I found the recipe on the “fromthegrapevine” site. It takes a sourdough starter and two days to produce a loaf. But it is well worth the effort and time spent. And since we are all confined to quarters anyway, what better time to spend some quality time in the kitchen.
And while you’re already in the kitchen, how about baking a sweet treat for your family too. There are lots of great cookie recipes on this site. But one that I failed to post when I first began this blog in January of 2013, is the bonus recipe you will find at the bottom of this post. It’s a very standard peanut butter cookie recipe but still one of the best, and sure to be a hit with your family. And I know if I still had kids at home, they would be yammering at me daily to build a batch. They truly adored these cookies. (Actually they still love these cookies and would probably love it if I would send them a care package today. But with the coronavirus curtailing most of my patently guilt ridden maternal instincts, they can just jolly well build their own damn cookies.)
All kidding aside, this is a very scary time for everyone. And a little bit of special love coming from your kitchen, the very heart of your home, could really help.
And to my own children, their spouses and significant others, my grandchildren, and their children – please stay healthy. Always know how much I love you and that if it were the safe thing to do, I would bake cookies and send them to you in a heartbeat.
As always, peace, good health, and love to all.
- ½ c. sourdough starter
- 1 c. + 2 T. lukewarm water, divided
- 3 c. unbleached all-purpose flour, divided, plus more as needed
- ½ c. + 2 T. yellow corn meal
- 1 T. extra virgin olive oil, divided plus more to coat your hands
- ½ tsp. baking soda
- 1½ tsp. kosher salt
Day 1:
In the bowl of your stand mixer, mix the sourdough starter, 1 cup of the lukewarm water, 1½ cups of the all-purpose flour, and all of the yellow corn meal together. Dribble about a teaspoon of the olive oil over the dough, and with your hand gently make a thin film over the dough. Cover the bowl with plastic wrap and place in your fridge overnight. By the following morning, the sponge should be light and pocked with bubbles.
Day 2:
Whisk the remaining 2 tablespoons water, remaining two teaspoons olive oil, baking soda, and salt together. Pour the mixture into the mixing bowl containing the sponge and mix together with your dough hook.

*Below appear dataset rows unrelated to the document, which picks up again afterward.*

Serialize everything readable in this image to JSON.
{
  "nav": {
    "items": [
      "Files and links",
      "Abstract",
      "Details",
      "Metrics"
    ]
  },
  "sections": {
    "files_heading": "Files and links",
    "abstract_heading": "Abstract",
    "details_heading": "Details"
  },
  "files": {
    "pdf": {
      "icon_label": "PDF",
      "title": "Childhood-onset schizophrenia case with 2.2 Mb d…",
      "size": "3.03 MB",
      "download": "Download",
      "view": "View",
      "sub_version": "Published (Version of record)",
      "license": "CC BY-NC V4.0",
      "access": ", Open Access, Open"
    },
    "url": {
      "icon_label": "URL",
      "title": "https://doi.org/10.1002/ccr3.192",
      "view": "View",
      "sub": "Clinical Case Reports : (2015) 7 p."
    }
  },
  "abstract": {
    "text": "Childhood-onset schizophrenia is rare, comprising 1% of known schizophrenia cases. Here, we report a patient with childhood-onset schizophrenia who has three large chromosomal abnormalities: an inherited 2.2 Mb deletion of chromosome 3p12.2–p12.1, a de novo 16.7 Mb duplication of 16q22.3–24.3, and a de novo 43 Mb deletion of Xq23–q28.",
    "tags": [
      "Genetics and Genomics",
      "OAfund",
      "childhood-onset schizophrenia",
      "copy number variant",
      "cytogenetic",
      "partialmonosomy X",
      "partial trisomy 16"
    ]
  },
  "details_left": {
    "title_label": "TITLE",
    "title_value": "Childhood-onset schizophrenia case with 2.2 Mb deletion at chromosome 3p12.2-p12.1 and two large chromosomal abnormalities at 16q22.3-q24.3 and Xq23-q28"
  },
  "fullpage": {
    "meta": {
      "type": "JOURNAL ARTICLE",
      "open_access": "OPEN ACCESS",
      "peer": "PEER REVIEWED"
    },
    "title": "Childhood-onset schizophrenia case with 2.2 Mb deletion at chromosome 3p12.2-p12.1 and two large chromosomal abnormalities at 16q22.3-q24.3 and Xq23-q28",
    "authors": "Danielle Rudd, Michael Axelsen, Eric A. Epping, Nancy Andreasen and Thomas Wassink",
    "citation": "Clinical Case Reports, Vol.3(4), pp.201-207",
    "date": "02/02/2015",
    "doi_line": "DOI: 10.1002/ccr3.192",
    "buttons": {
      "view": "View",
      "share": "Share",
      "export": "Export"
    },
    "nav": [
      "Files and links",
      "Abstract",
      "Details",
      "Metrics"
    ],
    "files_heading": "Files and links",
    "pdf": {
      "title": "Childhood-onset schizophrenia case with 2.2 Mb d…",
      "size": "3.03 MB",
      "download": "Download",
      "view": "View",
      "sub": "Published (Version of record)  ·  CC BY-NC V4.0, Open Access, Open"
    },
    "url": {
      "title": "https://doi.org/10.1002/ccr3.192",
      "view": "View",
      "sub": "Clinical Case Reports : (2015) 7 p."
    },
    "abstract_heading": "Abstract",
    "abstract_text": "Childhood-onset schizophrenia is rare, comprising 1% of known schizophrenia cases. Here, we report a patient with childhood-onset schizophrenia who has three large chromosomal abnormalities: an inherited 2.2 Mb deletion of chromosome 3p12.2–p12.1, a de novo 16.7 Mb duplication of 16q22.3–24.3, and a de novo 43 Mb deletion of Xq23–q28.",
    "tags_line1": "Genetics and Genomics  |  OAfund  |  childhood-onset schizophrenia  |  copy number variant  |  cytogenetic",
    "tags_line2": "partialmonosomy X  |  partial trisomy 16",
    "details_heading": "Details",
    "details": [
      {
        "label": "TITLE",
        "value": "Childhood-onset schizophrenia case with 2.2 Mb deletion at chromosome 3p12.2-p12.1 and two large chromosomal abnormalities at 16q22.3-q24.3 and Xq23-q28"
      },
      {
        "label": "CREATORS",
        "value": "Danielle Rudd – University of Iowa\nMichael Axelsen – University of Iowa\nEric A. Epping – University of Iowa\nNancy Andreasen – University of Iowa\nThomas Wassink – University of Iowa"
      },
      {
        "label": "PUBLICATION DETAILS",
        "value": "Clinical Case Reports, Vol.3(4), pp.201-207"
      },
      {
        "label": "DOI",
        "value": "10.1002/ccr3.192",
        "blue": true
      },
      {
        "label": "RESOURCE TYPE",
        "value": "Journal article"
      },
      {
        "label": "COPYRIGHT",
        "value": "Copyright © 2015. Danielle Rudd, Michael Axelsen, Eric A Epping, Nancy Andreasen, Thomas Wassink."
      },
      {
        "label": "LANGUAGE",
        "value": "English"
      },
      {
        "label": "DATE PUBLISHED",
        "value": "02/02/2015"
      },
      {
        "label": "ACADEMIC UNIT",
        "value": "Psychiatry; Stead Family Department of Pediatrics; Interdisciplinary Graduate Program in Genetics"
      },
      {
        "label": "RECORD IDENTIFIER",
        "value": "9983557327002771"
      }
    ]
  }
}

Add just about all of the remaining 1½ cups flour. Mix and knead the dough until you have achieved a soft dough. Add flour as needed. You don’t want a stiff dough; just one that is easy to handle with oiled hands.
Lightly coat your hands with olive oil, then shape the dough into a round “boule” shaped loaf. Place on a parchment paper lined baking sheet, cover loosely with a piece of plastic wrap that has been lightly greased with cooking spray, and let rise in a warm place 1½ to 2 hours or until the dough has grown light, with noticeable bubbles under the surface skin.
Five minutes before placing in the oven, cut several horizontal slashes on the top with a serrated bread knife to help prevent a cracked crust.
Bake in a pre-heated 350 degree oven for 30-35 minutes or until the internal temperature reaches about 200 degrees when taken with an instant read thermometer from the side of the loaf. Remove from oven and place on a wire rack to cool completely. Great slathered with butter and served beside a nice hot bowl of homemade soup. And absolutely fabulous for breakfast toasted and topped with butter and honey.
OLD FASHIONED PEANUT BUTTER COOKIES
½ c. butter, room temp.
½ c. peanut butter, smooth or crunchy (not natural style)
½ c. granulated sugar
½ c. brown sugar (packed)
1 egg
½ tsp. vanilla
1¼ c. unbleached all-purpose flour
½ tsp. baking powder
¾ tsp. baking soda
¼ tsp. salt
Cream the butter, peanut butter, granulated sugar, and brown sugar together until smooth. Mix in the egg and vanilla.
Whisk the flour, baking powder, baking soda, and salt together. Gradually add to the butter mixture, beating well after each addition.
Using a medium sized ice cream scoop, drop balls of dough, 2 inches apart, onto a very lightly greased baking sheet. Flatten each in a crisscross pattern with the tines of a fork.
Bake 8 to 10 minutes in a pre-heated 375 degree oven. Do not overbake. As soon as cracks appear on the surface of the cookie, they are done.
Remove from oven and cool completely on a wire rack. Store in an airtight container. Recipe easily doubles.